Estamos num conflito interno, discutindo se devemos abrir mão de seguir apenas tocando música autoral (isso nos limita a tocar apenas em festivais e muita vezes sem cachê), para montar um repertório de banda de bar, com aquele repertório padrão cover.
Você acha que conseguiremos reconhecimento do trabalho autoral se tocarmos cover?
Júnior, obrigado pelo comentário! Te oriento a não abrir mão de seu repertório autoral jamais. As oportunidades para mostrá-lo, sempre aparecerão. Você mencionou que os contratantes de sua região pedem 90% de seu repertório cover.
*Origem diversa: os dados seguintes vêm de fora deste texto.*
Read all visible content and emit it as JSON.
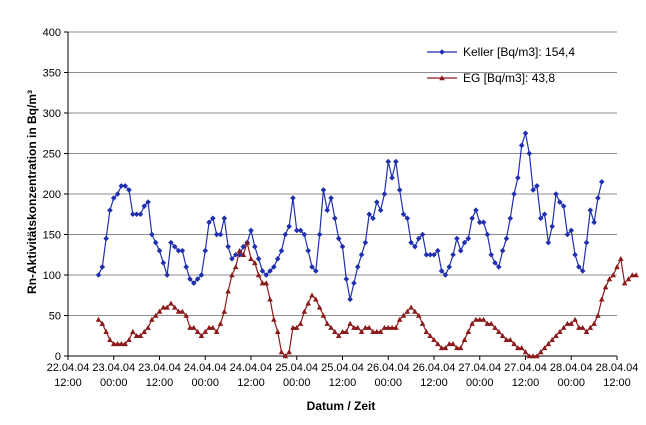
{
  "chart_data": {
    "type": "line",
    "title": "",
    "xlabel": "Datum / Zeit",
    "ylabel": "Rn-Aktivitätskonzentration in Bq/m³",
    "ylim": [
      0,
      400
    ],
    "yticks": [
      "0",
      "50",
      "100",
      "150",
      "200",
      "250",
      "300",
      "350",
      "400"
    ],
    "xlim_hours": [
      0,
      144
    ],
    "xticks": [
      {
        "date": "22.04.04",
        "time": "12:00"
      },
      {
        "date": "23.04.04",
        "time": "00:00"
      },
      {
        "date": "23.04.04",
        "time": "12:00"
      },
      {
        "date": "24.04.04",
        "time": "00:00"
      },
      {
        "date": "24.04.04",
        "time": "12:00"
      },
      {
        "date": "25.04.04",
        "time": "00:00"
      },
      {
        "date": "25.04.04",
        "time": "12:00"
      },
      {
        "date": "26.04.04",
        "time": "00:00"
      },
      {
        "date": "26.04.04",
        "time": "12:00"
      },
      {
        "date": "27.04.04",
        "time": "00:00"
      },
      {
        "date": "27.04.04",
        "time": "12:00"
      },
      {
        "date": "28.04.04",
        "time": "00:00"
      },
      {
        "date": "28.04.04",
        "time": "12:00"
      }
    ],
    "grid": "horizontal",
    "legend_position": "top-right",
    "series": [
      {
        "name": "Keller [Bq/m3]: 154,4",
        "color": "#1f2fb0",
        "marker": "diamond",
        "x_start_hour": 8,
        "x_step_hours": 1,
        "values": [
          100,
          110,
          145,
          180,
          195,
          200,
          210,
          210,
          205,
          175,
          175,
          175,
          185,
          190,
          150,
          140,
          130,
          115,
          100,
          140,
          135,
          130,
          130,
          110,
          95,
          90,
          95,
          100,
          130,
          165,
          170,
          150,
          150,
          170,
          135,
          120,
          125,
          125,
          135,
          140,
          155,
          135,
          120,
          105,
          100,
          105,
          110,
          120,
          130,
          150,
          160,
          195,
          155,
          155,
          150,
          130,
          110,
          105,
          150,
          205,
          180,
          195,
          170,
          145,
          135,
          95,
          70,
          90,
          110,
          125,
          140,
          175,
          170,
          190,
          180,
          200,
          240,
          220,
          240,
          205,
          175,
          170,
          140,
          135,
          145,
          150,
          125,
          125,
          125,
          130,
          105,
          100,
          110,
          125,
          145,
          130,
          140,
          145,
          170,
          180,
          165,
          165,
          150,
          125,
          115,
          110,
          130,
          145,
          170,
          200,
          220,
          260,
          275,
          250,
          205,
          210,
          170,
          175,
          140,
          160,
          200,
          190,
          185,
          150,
          155,
          125,
          110,
          105,
          140,
          180,
          165,
          195,
          215
        ]
      },
      {
        "name": "EG [Bq/m3]: 43,8",
        "color": "#8b1a1a",
        "marker": "triangle",
        "x_start_hour": 8,
        "x_step_hours": 1,
        "values": [
          45,
          40,
          30,
          20,
          15,
          15,
          15,
          15,
          20,
          30,
          25,
          25,
          30,
          35,
          45,
          50,
          55,
          60,
          60,
          65,
          60,
          55,
          55,
          50,
          35,
          35,
          30,
          25,
          30,
          35,
          35,
          30,
          40,
          55,
          80,
          100,
          110,
          130,
          125,
          140,
          120,
          115,
          100,
          90,
          90,
          70,
          45,
          30,
          5,
          0,
          5,
          35,
          35,
          40,
          55,
          65,
          75,
          70,
          60,
          50,
          40,
          35,
          30,
          25,
          30,
          30,
          40,
          35,
          35,
          30,
          35,
          35,
          30,
          30,
          30,
          35,
          35,
          35,
          35,
          45,
          50,
          55,
          60,
          55,
          50,
          40,
          30,
          25,
          20,
          15,
          10,
          10,
          15,
          15,
          10,
          10,
          20,
          30,
          40,
          45,
          45,
          45,
          40,
          40,
          35,
          30,
          25,
          20,
          20,
          15,
          10,
          10,
          5,
          0,
          0,
          0,
          5,
          10,
          15,
          20,
          25,
          30,
          35,
          40,
          40,
          45,
          35,
          35,
          30,
          35,
          40,
          50,
          70,
          85,
          95,
          100,
          110,
          120,
          90,
          95,
          100,
          100
        ]
      }
    ]
  }
}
Esses 10% restantes é o espaço para você mostrar seu material autoral que, pode parecer pouco, mas, é muito valioso.
Sua conexão com o público irá permitir que as pessoas queiram conhecer mais sobre vocês e fatalmente chegarão a seu trabalho autoral.
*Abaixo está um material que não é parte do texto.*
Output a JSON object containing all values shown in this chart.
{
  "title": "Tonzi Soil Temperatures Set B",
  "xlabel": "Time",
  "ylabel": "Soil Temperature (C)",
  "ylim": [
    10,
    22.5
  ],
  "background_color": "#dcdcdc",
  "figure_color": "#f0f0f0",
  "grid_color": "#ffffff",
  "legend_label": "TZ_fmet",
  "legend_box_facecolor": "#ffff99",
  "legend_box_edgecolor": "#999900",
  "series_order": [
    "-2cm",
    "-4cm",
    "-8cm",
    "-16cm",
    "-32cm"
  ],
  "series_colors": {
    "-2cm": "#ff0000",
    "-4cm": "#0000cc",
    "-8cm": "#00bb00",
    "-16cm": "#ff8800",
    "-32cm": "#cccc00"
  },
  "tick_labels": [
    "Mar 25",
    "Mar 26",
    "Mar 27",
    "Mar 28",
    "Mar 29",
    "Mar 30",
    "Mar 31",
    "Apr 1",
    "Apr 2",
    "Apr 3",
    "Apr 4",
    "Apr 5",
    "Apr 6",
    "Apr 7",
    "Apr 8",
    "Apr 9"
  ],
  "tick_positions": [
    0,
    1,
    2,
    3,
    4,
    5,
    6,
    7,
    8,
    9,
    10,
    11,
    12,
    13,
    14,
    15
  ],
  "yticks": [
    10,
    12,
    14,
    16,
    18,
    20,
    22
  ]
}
Encare o cover como uma “isca” para atrair a curiosidade do público posteriormente ao seu trabalho.
Um abraço!
Fala Junior!
Esta é uma dúvida que a grande maioria dos músicos que toca música autoral enfrenta em algum momento. Como eu falei neste Palco Cast, uma das principais fontes de lucro de um contratante é o consumo de bebidas e comidas durante o evento. Outro conceito que falei era sobre a Triade do Show Business que é sustentada por três pilares principais que é você (banda) o contratante e o público. Um show só é um sucesso quando atende a necessidade destes três pilares. Você como banda precisa ter como meta atender as necessidades e interesses dos outros dois pilares. Um show totalmente autoral não é nenhum problema desde que o público conheça e cante as tuas músicas. Caso as tuas músicas ainda não sejam conhecidas do público, você vai comprometer a conexão da tua banda com o público. Se as pessoas não conhecem a tua música, dificilmente vão se emocionar ouvindo pela primeira vez, e isto torna o show muito entediante para elas (muitas vão embora cedo) e faz com que o consumo de bebidas caia muito.
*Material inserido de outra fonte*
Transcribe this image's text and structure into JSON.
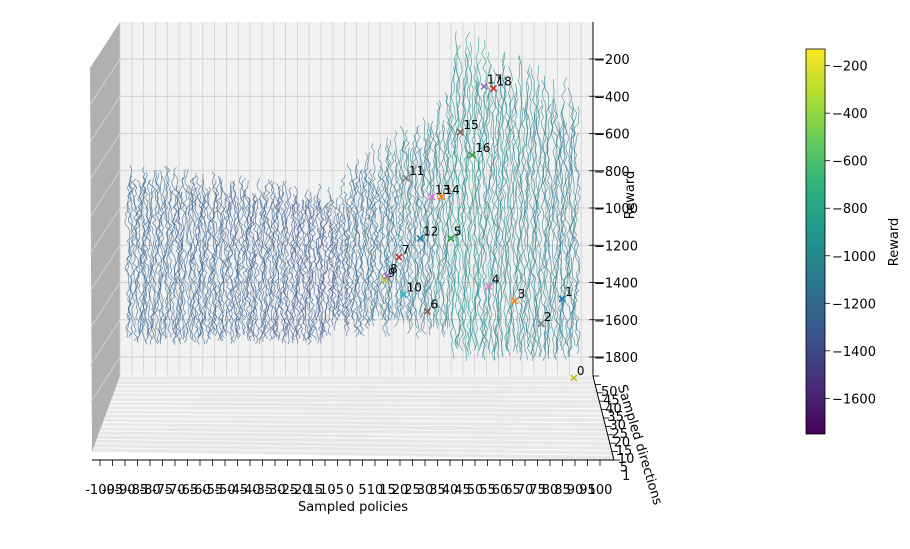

Acho importante você mostrar as tuas músicas autorais nos teus shows, porém precisa ser sutil. Covers são muito importantes pra aumentar a conexão e satisfação do público. As pessoas gostam de cantar junto com a banda e gostam de ouvir ao vivo aquele riff que ela só ouvia em casa. Recomendo que você faça um mix de covers que tem a ver com a personalidade da tua banda e de musicas autorais (mais covers do que autorais no início), e paralelo a isso vá trabalhando pras tuas músicas serem cada vez mais conhecidas. As músicas covers não vão prejudicar o teu trabalho autoral, mas vão fazer com que o teu show seja mais divertido, e também vai fazer com que o público das casas se identifique com a tua proposta.